The future of recreational bass fishing may very well be in stocking ponds with only selectively-bred female bass because
n These bass grow at a faster rate than non-genetically engineered bass
n Bass grow to trophy sizes much quicker than they do standard stocking and management practices
n The likelihood of catching a trophy bass in ponds stocked and managed for females only is far greater than in a pond that contains both male and female bass.

Barry Smith, Co-owner of American Sport fish Hachery, holds up a 5-pound Tigress. It took the fish only two years to obtain this weight.
However, pond owners stocking only female bass in a lake or a pond, must make sure there’s no inflow of water that gives a male bass access to that pond. One male bass in a pond full of females, will breed some of the female bass. That will eventually create a pond full of mature.

Even if that happens, by the time natural reproduction starts, hopefully the pond will have built up a large number of trophy female bass. Because of the possibility of a male bass getting into an all-female pond, not every lake or pond is a good candidate for an all-female bass-stocking program.

A new lake that never has had bass offers the best results. Pond owners can supplement their initial stocking every year with a certain number of additional female fingerlings. This keeps a new crop of younger-age-class female bass coming along every year.

Keller and Smith say that American Sport Fish’s Tigress Bass stocking program allows pond owners to determine the size and number of bass anglers can catch from their ponds. For instance, angler who only want to catch 8- to 10-pound bass from their pond can use a relatively-low stocking rate. Those who prefer to catch 6- to 8-pound bass can increase the stocking rate and thereby increase the number of bass available to catch.

Depending on the number of Tigress Bass in the pond or lake initially and the number of fish you add each year, anglers can adjust the size and number of bass they catch.

American Sport Fish will offer only Tigress Bass females for stocking from the Tiger Bass hybrid that American Sport Fish has developed. The genetic makeup of these Tigresses not only will include the ability to grow at a rapid rate over a short time but also the tendency to eat pelleted food and have much-more aggressive behavior than other bass, especially the tight-lipped Florida bass.

“Although most anglers are familiar with the Florida bass and how rapidly it grows, research has proved that the Florida strain of largemouth bass, after it reaches a weight of 4 to 5 pounds, is much-more reluctant to bite artificial lures than the northern strain of largemouth bass,” Smith says. “The genetics we’ve bred into these Tigress Bass have come from sires that have been the most-aggressive northern bass in our breeding program and have demonstrated exceptional weight-gaining potential.

This creates a bass that will gain weight like a Florida bass but will demonstrate the aggressive characteristics of a northern largemouth.

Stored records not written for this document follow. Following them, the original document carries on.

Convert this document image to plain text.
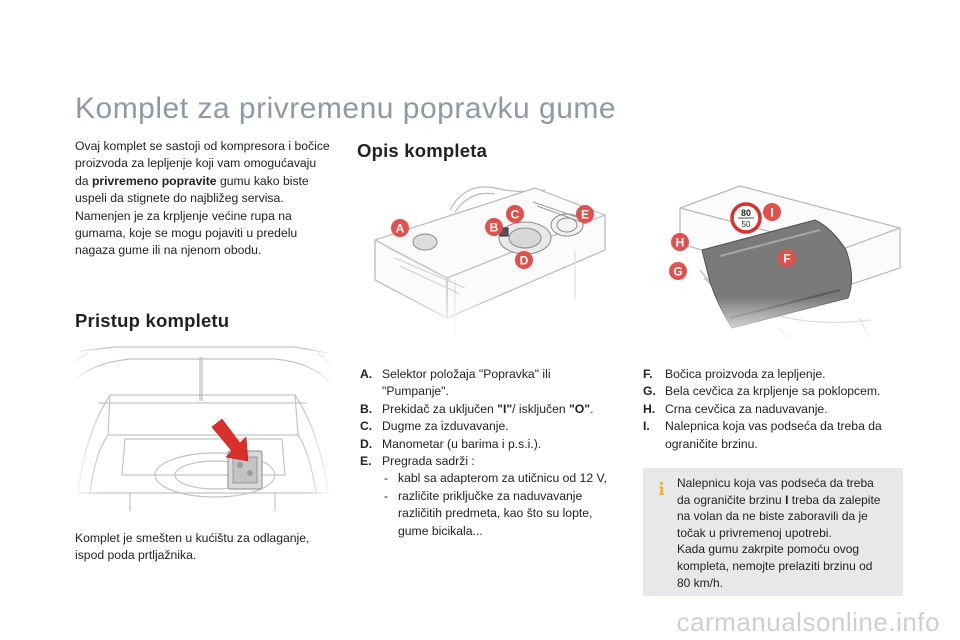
Komplet za privremenu popravku gume
Ovaj komplet se sastoji od kompresora i bočice
proizvoda za lepljenje koji vam omogućavaju
da privremeno popravite gumu kako biste
uspeli da stignete do najbližeg servisa.
Namenjen je za krpljenje većine rupa na
gumama, koje se mogu pojaviti u predelu
nagaza gume ili na njenom obodu.
Pristup kompletu
Komplet je smešten u kućištu za odlaganje,
ispod poda prtljažnika.
Opis kompleta
A. Selektor položaja "Popravka" ili
"Pumpanje".
B. Prekidač za uključen "I"/ isključen "O".
C. Dugme za izduvavanje.
D. Manometar (u barima i p.s.i.).
E. Pregrada sadrži :
- kabl sa adapterom za utičnicu od 12 V,
- različite priključke za naduvavanje
različitih predmeta, kao što su lopte,
gume bicikala...
F. Bočica proizvoda za lepljenje.
G. Bela cevčica za krpljenje sa poklopcem.
H. Crna cevčica za naduvavanje.
I. Nalepnica koja vas podseća da treba da
ograničite brzinu.
Nalepnicu koja vas podseća da treba
da ograničite brzinu I treba da zalepite
na volan da ne biste zaboravili da je
točak u privremenoj upotrebi.
Kada gumu zakrpite pomoću ovog
kompleta, nemojte prelaziti brzinu od
80 km/h.
carmanualsonline.info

“A 16-pound bass swimming around in someone’s pond that no one can catch has very little value to the pond owner,” Smith says. “One very-important factor to remember here is for the Tigress Bass to reach her genetic potential, there must be plenty of forage in the lake or pond, and the pond must be well-managed.

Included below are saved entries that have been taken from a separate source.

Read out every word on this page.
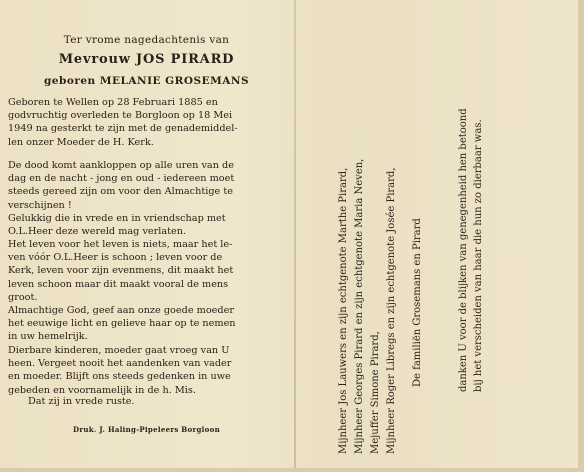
Ter vrome nagedachtenis van
Mevrouw JOS PIRARD
geboren MELANIE GROSEMANS
Geboren te Wellen op 28 Februari 1885 en
godvruchtig overleden te Borgloon op 18 Mei
1949 na gesterkt te zijn met de genademiddel-
len onzer Moeder de H. Kerk.
De dood komt aankloppen op alle uren van de
dag en de nacht - jong en oud - iedereen moet
steeds gereed zijn om voor den Almachtige te
verschijnen !
Gelukkig die in vrede en in vriendschap met
O.L.Heer deze wereld mag verlaten.
Het leven voor het leven is niets, maar het le-
ven vóór O.L.Heer is schoon ; leven voor de
Kerk, leven voor zijn evenmens, dit maakt het
leven schoon maar dit maakt vooral de mens
groot.
Almachtige God, geef aan onze goede moeder
het eeuwige licht en gelieve haar op te nemen
in uw hemelrijk.
Dierbare kinderen, moeder gaat vroeg van U
heen. Vergeet nooit het aandenken van vader
en moeder. Blijft ons steeds gedenken in uwe
gebeden en voornamelijk in de h. Mis.
Dat zij in vrede ruste.
Druk. J. Haling-Pipeleers Borgloon	Mijnheer Jos Lauwers en zijn echtgenote Marthe Pirard, Mijnheer Georges Pirard en zijn echtgenote Maria Neven, Mejuffer Simone Pirard, Mijnheer Roger Libregs en zijn echtgenote Josée Pirard, De familiën Grosemans en Pirard	danken U voor de blijken van genegenheid hen betoond bij het verscheiden van haar die hun zo dierbaar was.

“If you have one of the best cows that money can buy and put it out in a poor pasture, that cow never will meet its genetic potential. For that cow to be all it can be, it has to have plenty of lush grass and hay, and that food must be available whenever the cow is ready to eat. The same principle is true when you’re growing trophy bass.”

A Tigress Bass needs a well-managed pond with plenty of forage to reach her full potention. In that environment the Tigress can gain up to 3 pounds a year for several years.

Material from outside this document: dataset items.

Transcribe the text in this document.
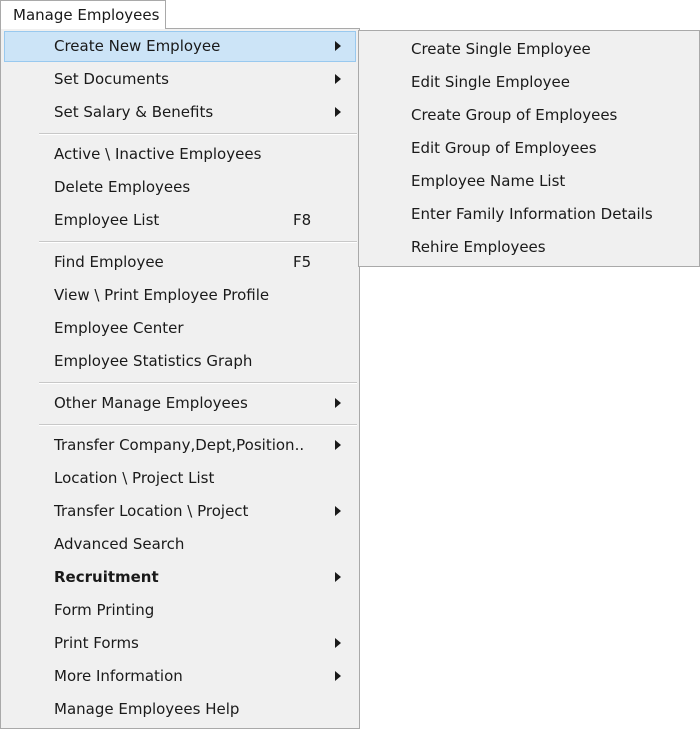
Manage Employees
Create New Employee
Set Documents
Set Salary & Benefits
Active \ Inactive Employees
Delete Employees
Employee List	F8
Find Employee	F5
View \ Print Employee Profile
Employee Center
Employee Statistics Graph
Other Manage Employees
Transfer Company,Dept,Position..
Location \ Project List
Transfer Location \ Project
Advanced Search
Recruitment
Form Printing
Print Forms
More Information
Manage Employees Help
Create Single Employee
Edit Single Employee
Create Group of Employees
Edit Group of Employees
Employee Name List
Enter Family Information Details
Rehire Employees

The Tigress Bass cost from $3 to $5 each, depending on the number of fish available and the size of the fish at the time of sale. While the price seems high, the fish have a much-lower stocking rate.

A limited number of Tigresses went on the prowl nationwide during the spring of ‘05. The high demand for these new bass means that pond owners may have to order Tigresses a year in advance. All these bass will come with certificates that certify their breeding and the fact that they are female bass.

John Phillips is a freelance writer living in Birmingham.